The older brother of the boy raised as an Arab speaks about the Israelis (Jews) who came and “stole” Arab land. Except for one very brief exchange between the fathers, the other side of the story is never told. The entire movie depicts Arabs in a sympathetic light. Israelis are portrayed negatively.
The beleaguered Arabs move through humiliating checkpoints where they endure armed IDF soldiers. It seems to be a needlessly punitive and mean-spirited ordeal.
The Arab family and their entire community are pillars of virtue but are forced to live in squalor in the West Bank. The Jewish family is well to do and connected and lives comfortably in Tel Aviv.

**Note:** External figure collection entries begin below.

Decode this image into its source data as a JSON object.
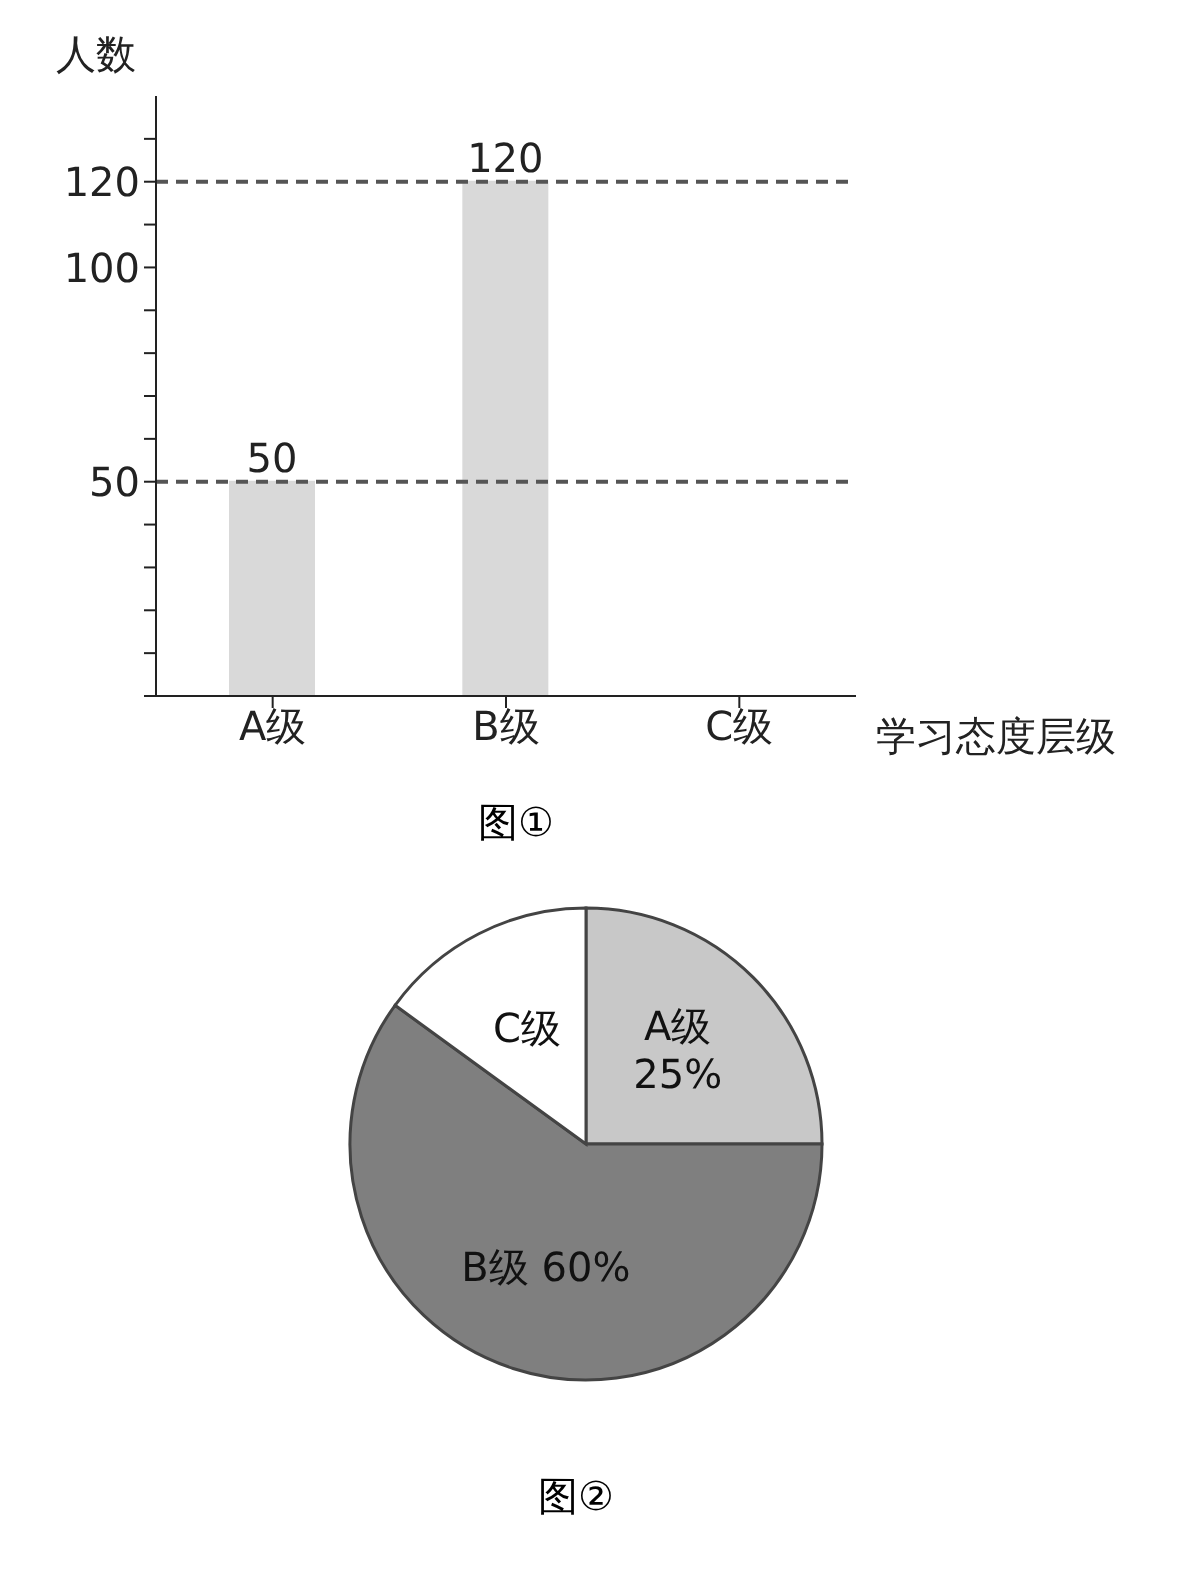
{
  "chart_data": [
    {
      "type": "bar",
      "title": "图①",
      "xlabel": "学习态度层级",
      "ylabel": "人数",
      "categories": [
        "A级",
        "B级",
        "C级"
      ],
      "values": [
        50,
        120,
        null
      ],
      "color": "#d9d9d9",
      "ylim": [
        0,
        140
      ],
      "yticks": [
        {
          "value": 0,
          "label": null
        },
        {
          "value": 10,
          "label": null
        },
        {
          "value": 20,
          "label": null
        },
        {
          "value": 30,
          "label": null
        },
        {
          "value": 40,
          "label": null
        },
        50,
        {
          "value": 60,
          "label": null
        },
        {
          "value": 70,
          "label": null
        },
        {
          "value": 80,
          "label": null
        },
        {
          "value": 90,
          "label": null
        },
        100,
        {
          "value": 110,
          "label": null
        },
        120,
        {
          "value": 130,
          "label": null
        }
      ],
      "data_labels": true,
      "ref_lines": [
        {
          "axis": "y",
          "value": 50,
          "line_style": "dashed",
          "color": "#555555"
        },
        {
          "axis": "y",
          "value": 120,
          "line_style": "dashed",
          "color": "#555555"
        }
      ]
    },
    {
      "type": "pie",
      "title": "图②",
      "categories": [
        "A级",
        "B级",
        "C级"
      ],
      "values": [
        25,
        60,
        15
      ],
      "colors": [
        "#c8c8c8",
        "#7f7f7f",
        "#ffffff"
      ],
      "value_labels": [
        "25%",
        "60%",
        null
      ]
    }
  ]
}
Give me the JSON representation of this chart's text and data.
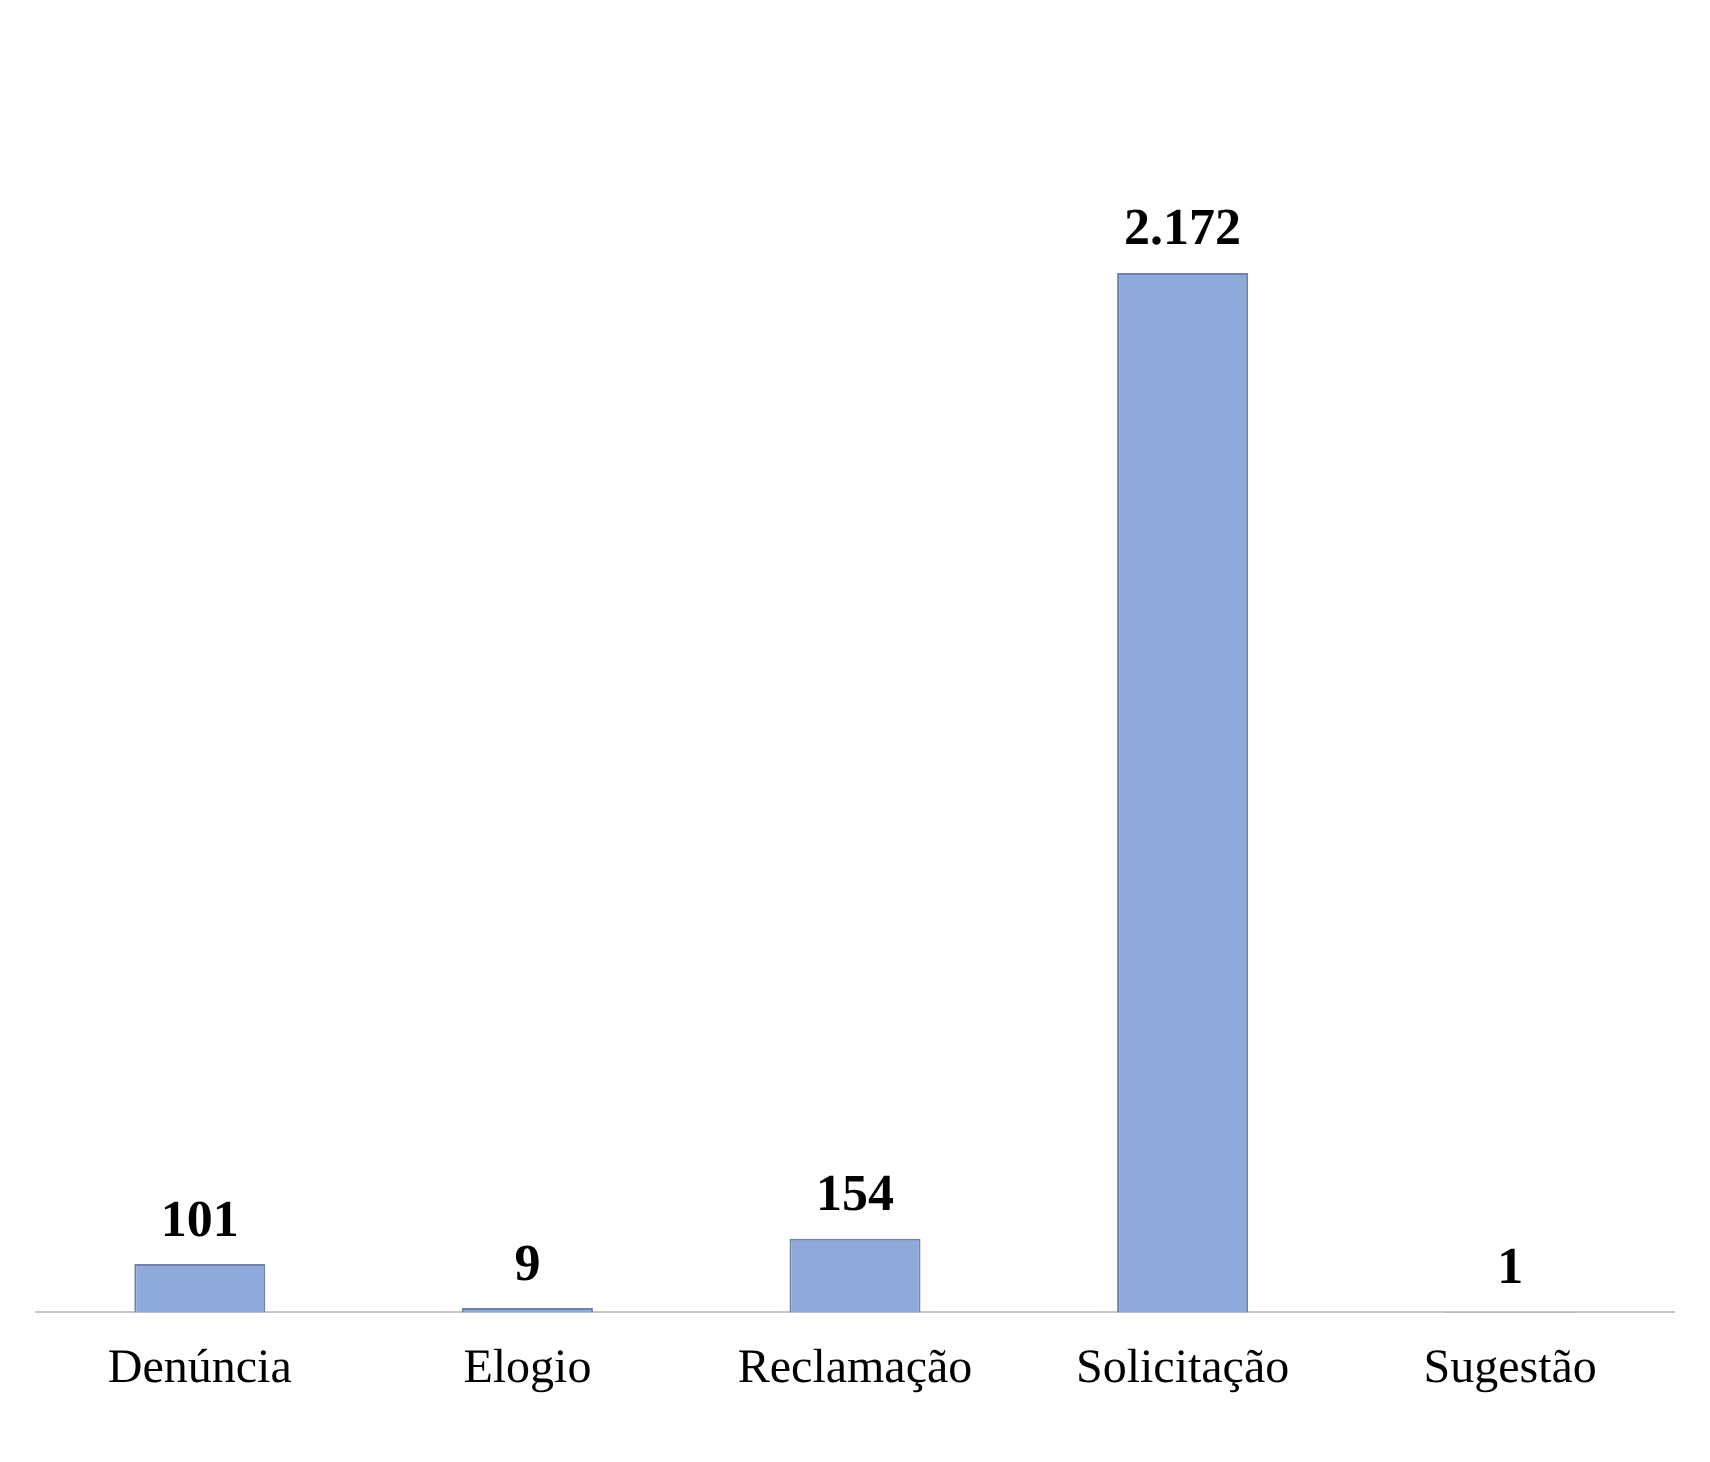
{
  "chart_data": {
    "type": "bar",
    "categories": [
      "Denúncia",
      "Elogio",
      "Reclamação",
      "Solicitação",
      "Sugestão"
    ],
    "values": [
      101,
      9,
      154,
      2172,
      1
    ],
    "color": "#8eaadb",
    "value_labels": [
      "101",
      "9",
      "154",
      "2.172",
      "1"
    ],
    "grid": false,
    "legend": false
  }
}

The boy raised by the Jewish family has thoughts of becoming a musician, though he is currently selling ice cream on the beach. He obviously doesn’t care about working hard. The son that the Arab family raised is about to enter medical school. He takes over the ice cream route of the “other son,” hustles and earns good money, which he turns over to his mother. The Arab father, it seems, is impoverished. He is an engineer but is forced to work as a mechanic because of Israeli restrictions.
The skewed plot could not have been more biased. I was shocked, not by the movie’s theme but by the well-meaning Jewish friends who had recommended the film. They apparently did not realize they had seen a ploy clearly intended for manipulating opinion.
Disinformation delivered by media, whether a newspaper, television broadcast or even a movie, is dangerous. Erroneous information presented in an authoritative manner and repeated with unrelenting fervor often becomes accepted as the truth.
The Jewish people have maintained a continuous presence in Israel for over 3,000 years. It is the Jewish homeland. Yes, there are Arabs living in the area, but there is no “Palestinian people.” The term is a recent invention. Palestine was, until recent times, a synonym for Israel. The Jerusalem Post was originally called “The Palestine Post.”
It is important to think. It is important to question. It is important to know the real history of Israel and the Jewish people and not mindlessly give credence to the distorted narrative that has become so widely and incorrectly accepted as fact.